DRC: UNHCR and other aid agencies visit the area
A period of relative calm in the Rutshuru area, some 80 km north of Goma the provincial capital of the volatile North Kivu province in eastern Democratic Republic of the Congo (DRC) has permitted UNHCR and other aid agencies to visit the area this week.
Our team was able to assess the situation of some 5,000 displaced people (IDPs) sheltering around the UN peacekeeping (MONUC) base there. Congolese civilians told UNHCR they fear reprisals and cannot go back to their homes. They alleged numerous atrocities and summary killings. The group is in dire need of humanitarian assistance and protection.

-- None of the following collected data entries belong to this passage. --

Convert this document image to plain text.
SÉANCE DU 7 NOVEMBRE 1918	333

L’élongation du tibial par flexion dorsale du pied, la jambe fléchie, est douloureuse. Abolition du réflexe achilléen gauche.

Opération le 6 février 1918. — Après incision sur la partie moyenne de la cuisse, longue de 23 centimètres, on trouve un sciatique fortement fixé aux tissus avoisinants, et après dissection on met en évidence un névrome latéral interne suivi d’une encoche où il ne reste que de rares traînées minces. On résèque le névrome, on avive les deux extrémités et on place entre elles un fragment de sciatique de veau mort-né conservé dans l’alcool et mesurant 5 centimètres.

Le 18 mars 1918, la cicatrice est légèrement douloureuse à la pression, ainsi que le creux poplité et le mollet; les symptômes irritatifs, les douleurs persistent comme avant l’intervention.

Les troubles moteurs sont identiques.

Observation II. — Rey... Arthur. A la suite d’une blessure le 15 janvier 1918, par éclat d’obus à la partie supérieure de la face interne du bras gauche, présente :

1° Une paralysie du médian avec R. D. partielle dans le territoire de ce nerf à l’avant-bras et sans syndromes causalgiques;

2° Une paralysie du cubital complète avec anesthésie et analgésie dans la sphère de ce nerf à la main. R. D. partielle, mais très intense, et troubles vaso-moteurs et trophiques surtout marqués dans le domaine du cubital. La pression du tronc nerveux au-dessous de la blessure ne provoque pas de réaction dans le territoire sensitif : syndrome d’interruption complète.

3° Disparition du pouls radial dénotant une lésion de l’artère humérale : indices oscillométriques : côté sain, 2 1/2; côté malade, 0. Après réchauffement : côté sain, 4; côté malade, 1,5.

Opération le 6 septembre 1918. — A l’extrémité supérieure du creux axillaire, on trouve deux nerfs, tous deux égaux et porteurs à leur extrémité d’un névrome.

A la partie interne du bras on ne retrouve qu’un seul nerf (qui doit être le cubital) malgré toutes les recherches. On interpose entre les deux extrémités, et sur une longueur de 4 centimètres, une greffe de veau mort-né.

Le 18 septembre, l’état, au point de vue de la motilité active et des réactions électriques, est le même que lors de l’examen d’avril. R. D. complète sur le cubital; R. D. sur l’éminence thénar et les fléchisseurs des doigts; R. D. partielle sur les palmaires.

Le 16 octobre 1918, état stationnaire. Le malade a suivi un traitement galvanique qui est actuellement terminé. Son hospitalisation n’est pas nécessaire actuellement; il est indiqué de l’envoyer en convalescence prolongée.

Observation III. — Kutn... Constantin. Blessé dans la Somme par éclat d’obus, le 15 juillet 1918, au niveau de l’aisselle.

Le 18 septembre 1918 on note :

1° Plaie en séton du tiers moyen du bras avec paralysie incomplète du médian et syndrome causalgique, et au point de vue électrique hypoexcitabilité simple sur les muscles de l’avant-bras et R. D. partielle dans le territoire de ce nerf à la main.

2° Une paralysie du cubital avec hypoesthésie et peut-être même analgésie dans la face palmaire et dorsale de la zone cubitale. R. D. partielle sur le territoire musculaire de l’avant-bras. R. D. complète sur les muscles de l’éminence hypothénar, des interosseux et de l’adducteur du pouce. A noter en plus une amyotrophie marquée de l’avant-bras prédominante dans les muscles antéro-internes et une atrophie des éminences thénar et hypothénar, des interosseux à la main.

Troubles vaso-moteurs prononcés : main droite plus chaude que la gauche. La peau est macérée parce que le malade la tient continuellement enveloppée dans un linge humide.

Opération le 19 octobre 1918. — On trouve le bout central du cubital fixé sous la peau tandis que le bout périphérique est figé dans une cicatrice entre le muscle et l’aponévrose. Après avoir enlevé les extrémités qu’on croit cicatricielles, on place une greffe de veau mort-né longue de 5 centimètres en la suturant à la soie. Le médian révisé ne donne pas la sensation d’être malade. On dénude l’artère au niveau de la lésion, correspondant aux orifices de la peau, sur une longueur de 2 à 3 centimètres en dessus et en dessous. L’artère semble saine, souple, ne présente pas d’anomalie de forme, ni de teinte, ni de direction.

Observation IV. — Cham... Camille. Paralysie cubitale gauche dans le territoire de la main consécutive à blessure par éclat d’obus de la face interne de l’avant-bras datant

UNHCR was also able to visit for the first time three former makeshift IDP sites - Kinyondoni Anglican, Kinyondoni Catholic and Ngwenda. As feared, we found these sites empty. The three UNHCR-run IDP sites in that area - Nyongera, Kasasa and Dumez - were forcefully emptied and destroyed some weeks ago. With the latest findings, the total number of IDPs who cannot be accounted for in the area has surpassed 90,000.
We were able to distribute emergency aid items to more than 10,000 needy people among the displaced from the destroyed sites around Rutshuru. Displaced Congolese civilians around Tongo, east of Rutshuru, received 3,000 kits - including blankets, sleeping mats and kitchen sets - for some 15,000 persons. Displaced Congolese civilians in other surrounding areas, including Kishishe, Nyanzale and Kashilira, have received more than 7,600 aid kits for nearly 40,000 people.

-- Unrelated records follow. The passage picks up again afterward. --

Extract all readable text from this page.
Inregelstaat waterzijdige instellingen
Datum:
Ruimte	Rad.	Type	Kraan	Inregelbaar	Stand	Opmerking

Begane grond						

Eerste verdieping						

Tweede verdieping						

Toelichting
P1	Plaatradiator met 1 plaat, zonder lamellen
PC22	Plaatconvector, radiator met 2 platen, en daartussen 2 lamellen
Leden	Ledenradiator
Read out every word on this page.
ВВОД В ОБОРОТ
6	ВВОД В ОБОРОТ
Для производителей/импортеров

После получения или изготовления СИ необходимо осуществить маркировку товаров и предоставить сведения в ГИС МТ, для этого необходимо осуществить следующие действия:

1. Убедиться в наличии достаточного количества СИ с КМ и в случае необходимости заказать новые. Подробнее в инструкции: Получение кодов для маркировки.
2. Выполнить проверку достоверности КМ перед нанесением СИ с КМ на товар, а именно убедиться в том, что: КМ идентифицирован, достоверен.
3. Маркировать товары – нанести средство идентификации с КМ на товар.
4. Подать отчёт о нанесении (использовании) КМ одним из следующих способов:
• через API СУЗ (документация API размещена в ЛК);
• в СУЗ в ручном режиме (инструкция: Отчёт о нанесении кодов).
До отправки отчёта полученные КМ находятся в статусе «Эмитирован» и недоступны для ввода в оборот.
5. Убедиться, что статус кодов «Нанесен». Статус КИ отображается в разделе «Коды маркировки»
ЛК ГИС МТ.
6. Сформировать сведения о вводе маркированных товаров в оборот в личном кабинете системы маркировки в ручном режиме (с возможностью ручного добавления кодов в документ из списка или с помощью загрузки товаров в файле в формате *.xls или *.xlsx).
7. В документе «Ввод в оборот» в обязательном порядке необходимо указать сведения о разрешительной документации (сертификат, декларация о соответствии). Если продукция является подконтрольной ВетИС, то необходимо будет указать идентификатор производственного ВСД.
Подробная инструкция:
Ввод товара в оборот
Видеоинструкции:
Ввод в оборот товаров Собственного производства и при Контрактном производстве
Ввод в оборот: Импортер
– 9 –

In the Province Oriental region, local authorities in Kisangani told us they have identified some 2,000 IDPs who fled recent attacks of the Lord's Resistance Army, the Ugandan rebel group. The group fled the town of Dungu in the Haut Uele area. They are now staying with host families, while many more are in schools and other public buildings in several locations in the province.
The authorities have also confirmed the presence of some 2,000 displaced persons from Dungu at Isiro, north-west of Bunia in Ituri region. Another 11,000 IDPs were reported at Niangara, 120 km from Isiro and 215 km from Dungu. More displaced persons, some 10,000, were located at Banda on the route to South Sudan. Some 25,000 IDPs have also found shelter in the village of Ngedu, some 45 kilometres from Dungu.
In Goma, meanwhile, we are continuing voluntary transfers of vulnerable IDPs from Kibati camps north of the city to existing IDP sites to the west. Some 65,000 IDPs in Kibati camps are in an extremely precarious situation because of the close proximity of the warring sides. Close to 1,000 vulnerable people with specific needs have so far been relocated.
Construction work on the new Mugunga III site continues following a decision by local authorities to enlarge the site from 65 to 105 hectares, allowing accommodation for some 60,000 people.
Troops of the UN mission in the Congo have also started patrolling the Kibati site for possible intervention when populations come under attack by looting soldiers or to protect women from sexual assault by armed soldiers.